Even with significant obstacles, the evidence discovered was substantial.

The investigation uncovered F.B.I documents that included information implicating other suspects and pointing away from Aziz and Islam. Prosecutors’ notes revealed that they failed to disclose the presence of undercover police officers in the ballroom at the time of the shooting. Police files showed that a reporter from The New York Daily News received a call the morning of the shooting indicating that Malcolm X would be murdered that day.

An interview with a living witness, known only as J.M. backed up Aziz’s alibi that he had been home nursing his wounded legs during the time of the shooting.

Aziz, Islam, and a third man, Mujahid Abdul Halim, were found guilty of the murder in March 1966 and sentenced to life in prison a month later.

Both Aziz and Islam denied they were involved in the assassination. Halim confessed to the murder and vouched for both men, testifying that they had “nothing to do with it,” according to the criminal justice group the Innocence Project.

The two men spent more than 20 years in prison for the murder, which took place on Feb. 21, 1965. Aziz, 83, was released on parole in 1985. Islam, who died in 2009 at age 79, was released on parole in 1987. Halim, 80, was released on parole in 2010.

The re-investigation found that the new evidence may have led to Aziz’s and Islam’s acquittals if presented to a jury at the time.

“This wasn’t a mere oversight,” said Deborah Francois, a lawyer for the men. “This was a product of extreme and gross official misconduct.”

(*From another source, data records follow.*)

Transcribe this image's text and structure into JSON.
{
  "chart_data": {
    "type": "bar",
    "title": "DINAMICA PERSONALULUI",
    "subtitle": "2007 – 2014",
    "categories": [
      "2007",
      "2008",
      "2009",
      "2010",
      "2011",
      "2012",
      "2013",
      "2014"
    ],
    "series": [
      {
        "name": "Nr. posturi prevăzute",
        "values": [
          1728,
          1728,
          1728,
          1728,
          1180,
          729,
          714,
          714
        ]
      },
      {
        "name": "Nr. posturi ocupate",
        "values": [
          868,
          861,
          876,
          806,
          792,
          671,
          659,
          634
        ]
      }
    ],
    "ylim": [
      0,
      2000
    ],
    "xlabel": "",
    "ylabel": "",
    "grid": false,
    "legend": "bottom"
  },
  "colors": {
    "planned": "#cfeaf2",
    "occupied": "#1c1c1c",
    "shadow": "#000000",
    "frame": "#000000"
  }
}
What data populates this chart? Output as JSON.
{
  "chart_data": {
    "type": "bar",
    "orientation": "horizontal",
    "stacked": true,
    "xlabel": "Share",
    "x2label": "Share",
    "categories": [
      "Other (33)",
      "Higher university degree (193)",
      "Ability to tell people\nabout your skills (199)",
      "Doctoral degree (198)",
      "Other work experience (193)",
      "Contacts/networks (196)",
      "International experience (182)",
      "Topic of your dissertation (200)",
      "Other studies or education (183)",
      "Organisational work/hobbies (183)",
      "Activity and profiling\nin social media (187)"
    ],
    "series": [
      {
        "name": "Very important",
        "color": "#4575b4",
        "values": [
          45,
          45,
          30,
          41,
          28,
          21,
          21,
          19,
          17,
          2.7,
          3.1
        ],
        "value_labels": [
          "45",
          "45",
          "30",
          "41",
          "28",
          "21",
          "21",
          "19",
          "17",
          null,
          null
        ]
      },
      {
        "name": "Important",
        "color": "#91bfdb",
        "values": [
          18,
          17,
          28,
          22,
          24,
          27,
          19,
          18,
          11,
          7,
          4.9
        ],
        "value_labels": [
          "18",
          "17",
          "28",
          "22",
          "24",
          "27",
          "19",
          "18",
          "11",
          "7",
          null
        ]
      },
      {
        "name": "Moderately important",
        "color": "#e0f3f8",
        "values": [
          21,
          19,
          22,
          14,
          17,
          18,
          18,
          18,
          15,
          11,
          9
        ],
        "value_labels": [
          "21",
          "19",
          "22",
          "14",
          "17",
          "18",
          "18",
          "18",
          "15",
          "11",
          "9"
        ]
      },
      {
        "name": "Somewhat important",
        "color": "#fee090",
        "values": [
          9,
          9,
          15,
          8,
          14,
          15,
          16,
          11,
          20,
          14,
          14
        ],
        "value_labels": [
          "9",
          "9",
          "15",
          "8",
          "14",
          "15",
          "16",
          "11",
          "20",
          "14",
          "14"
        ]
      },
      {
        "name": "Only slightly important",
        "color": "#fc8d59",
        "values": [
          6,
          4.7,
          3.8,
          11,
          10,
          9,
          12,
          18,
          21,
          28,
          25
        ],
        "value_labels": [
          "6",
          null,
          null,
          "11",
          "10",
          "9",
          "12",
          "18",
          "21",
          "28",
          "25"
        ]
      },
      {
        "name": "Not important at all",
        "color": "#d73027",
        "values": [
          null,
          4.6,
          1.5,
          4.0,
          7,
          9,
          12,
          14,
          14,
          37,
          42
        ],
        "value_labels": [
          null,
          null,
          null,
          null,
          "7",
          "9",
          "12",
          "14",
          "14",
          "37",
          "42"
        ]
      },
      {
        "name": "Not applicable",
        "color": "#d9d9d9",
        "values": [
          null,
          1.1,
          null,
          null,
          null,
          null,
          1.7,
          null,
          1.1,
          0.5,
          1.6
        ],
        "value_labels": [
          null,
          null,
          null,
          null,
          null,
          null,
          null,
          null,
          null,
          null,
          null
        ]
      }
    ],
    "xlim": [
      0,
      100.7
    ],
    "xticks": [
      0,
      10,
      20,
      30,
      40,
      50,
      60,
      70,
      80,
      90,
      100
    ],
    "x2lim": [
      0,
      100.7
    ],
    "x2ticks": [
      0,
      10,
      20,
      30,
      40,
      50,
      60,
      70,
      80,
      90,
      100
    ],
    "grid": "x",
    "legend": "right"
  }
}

Vance apologized on behalf of law enforcement, saying they failed the families of the two men. Those failures, he said, could not be remedied, “but what we can do is acknowledge the error, the severity of the error.”

“This points to the truth that law enforcement over history has often failed to live up to its responsibilities,” Vance said. “These men did not get the justice that they deserved.”